Restons calmes – Georges Théberge

[Hiver 1988]

par Georges Théberge

Si j’avais du cœur, Rodrigue, j’emmènerais mes enfants vivre où le cœur ne durcit pas pendant que le reste s’épanouit.
— Réjean Ducharme, Le nez qui voque

L’époque est fertile en paradoxes… fertiles. La pollution nous force à sauver le monde et bientôt, les immigrants protégeront notre culture. La terre est au bord du précipice, l’instinct de survie recule d’un pas… Je rêve que la réalité puisse défier la raison, je m’excite à penser que la vérité, c’est l’anarchie! Restons calmes…

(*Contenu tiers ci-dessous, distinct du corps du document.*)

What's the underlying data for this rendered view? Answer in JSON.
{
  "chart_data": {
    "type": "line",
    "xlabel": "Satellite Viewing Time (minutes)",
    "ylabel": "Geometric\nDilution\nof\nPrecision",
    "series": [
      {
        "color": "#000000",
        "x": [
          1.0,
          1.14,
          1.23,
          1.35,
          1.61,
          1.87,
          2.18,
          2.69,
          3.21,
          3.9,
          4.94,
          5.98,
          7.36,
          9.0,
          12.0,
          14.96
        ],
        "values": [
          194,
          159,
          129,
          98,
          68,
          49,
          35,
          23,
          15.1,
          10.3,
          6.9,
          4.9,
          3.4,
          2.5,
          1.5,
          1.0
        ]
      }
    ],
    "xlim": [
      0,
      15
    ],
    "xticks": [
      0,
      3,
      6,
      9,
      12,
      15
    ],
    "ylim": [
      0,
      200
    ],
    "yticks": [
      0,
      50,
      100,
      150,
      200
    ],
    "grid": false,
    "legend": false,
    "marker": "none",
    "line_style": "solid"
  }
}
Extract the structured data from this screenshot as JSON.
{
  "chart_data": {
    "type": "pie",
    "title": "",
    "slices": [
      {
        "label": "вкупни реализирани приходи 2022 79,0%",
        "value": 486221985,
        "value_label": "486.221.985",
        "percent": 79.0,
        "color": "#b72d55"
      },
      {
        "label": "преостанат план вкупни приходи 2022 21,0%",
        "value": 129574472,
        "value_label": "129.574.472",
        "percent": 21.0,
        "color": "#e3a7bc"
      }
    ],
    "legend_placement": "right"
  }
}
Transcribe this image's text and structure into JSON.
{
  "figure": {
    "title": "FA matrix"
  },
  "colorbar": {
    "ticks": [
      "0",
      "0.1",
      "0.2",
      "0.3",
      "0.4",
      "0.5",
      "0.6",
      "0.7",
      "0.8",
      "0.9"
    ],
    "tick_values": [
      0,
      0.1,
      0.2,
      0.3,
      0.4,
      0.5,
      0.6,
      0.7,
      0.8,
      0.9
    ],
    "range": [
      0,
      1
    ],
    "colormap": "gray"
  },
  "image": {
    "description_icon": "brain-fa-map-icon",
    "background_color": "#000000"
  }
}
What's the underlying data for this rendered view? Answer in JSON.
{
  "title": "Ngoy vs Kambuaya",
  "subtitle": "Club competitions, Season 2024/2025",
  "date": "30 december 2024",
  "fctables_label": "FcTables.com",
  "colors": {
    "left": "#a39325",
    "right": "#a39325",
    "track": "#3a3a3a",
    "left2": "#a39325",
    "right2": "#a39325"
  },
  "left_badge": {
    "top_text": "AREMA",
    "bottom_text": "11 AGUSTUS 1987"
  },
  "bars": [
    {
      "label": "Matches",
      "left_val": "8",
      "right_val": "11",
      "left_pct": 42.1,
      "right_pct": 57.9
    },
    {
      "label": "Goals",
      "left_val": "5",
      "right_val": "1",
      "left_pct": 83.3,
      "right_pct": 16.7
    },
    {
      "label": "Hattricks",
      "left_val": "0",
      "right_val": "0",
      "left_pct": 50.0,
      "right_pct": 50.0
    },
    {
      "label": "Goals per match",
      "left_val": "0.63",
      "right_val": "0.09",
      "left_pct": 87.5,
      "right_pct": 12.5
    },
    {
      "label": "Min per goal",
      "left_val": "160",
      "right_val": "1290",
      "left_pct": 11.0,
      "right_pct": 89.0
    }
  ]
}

L’immigrant est un corps étranger qui hante le sang du xénophobe. La peur de la différence éveille le mythe de la supériorité. Au-delà des mensonges génétiques, l’immigration est plus une solution qu’un problème.

Simple question de respect de l’environnement. Comme dirait Un Tel, « un humain vaut bien une truite! »

Notre culture fout le camp, dit-on. Seul le poids du nombre peut nous sauver du folklore… on fait de moins en moins le poids! À moins que les immigrants, eux qui connaissent « l’état de péril », soient sensibles à notre fragilité. Le gouvernement ne s’en préoccupant guère, sans eux, on est « faittte ».1

Mais en société de croissance, on DOIT être nataliste. Tant pis si la planète déborde! Et si le peuple est trop égoïste, l’artificiel s’en chargera : à quand le lèche-vitro?

Évidemment, nous DEVONS sauver notre culture. Chaque peuple a le cœur à son sirop d’érable… pur à 101%. Mais on doit aussi apprendre à penser en millénaires: on est une poignée de fourmis sur une motte de terre.

En attendant, le quotidien suffoque: c’est la faute des réfugiés illégaux! Non ! c’est la faute des députés fédéraux… Ainsi danse l’escalade de l’erreur. L’harmonie des différences plutôt que l’équilibre de l’erreur!

Bien sûr il faudra s’élargir. Bien sûr il y aura des heurts et des grincements de sang. C’est le prix à payer pour assécher le vert de nos nombrils. Le début nous échappe…

Pour l’amour du simple bon sens, je rêve (encore!) qu’ici gît le centre du monde! Quel merveilleux bon débarras! Enfin libres! Ego égaux et go!

« Espèce de vœu pieux va ! » dit la réalité en criant au secours… la vie a l’air folle quand elle refroidit. L’ennemi veille et suggère: « Avant de n’être rien, soyons fascistes! », « Des ravages de la paix, retournons aux joies de la jungle! », « Béatifions les indésirables: à quand l’année internationale des races inférieures?!! »

« Quelle merde! » répond le calvaire. Restons calmes…

1 Bon signe: la communauté grecque appuie l’idée d’un Québec français (mai 1988).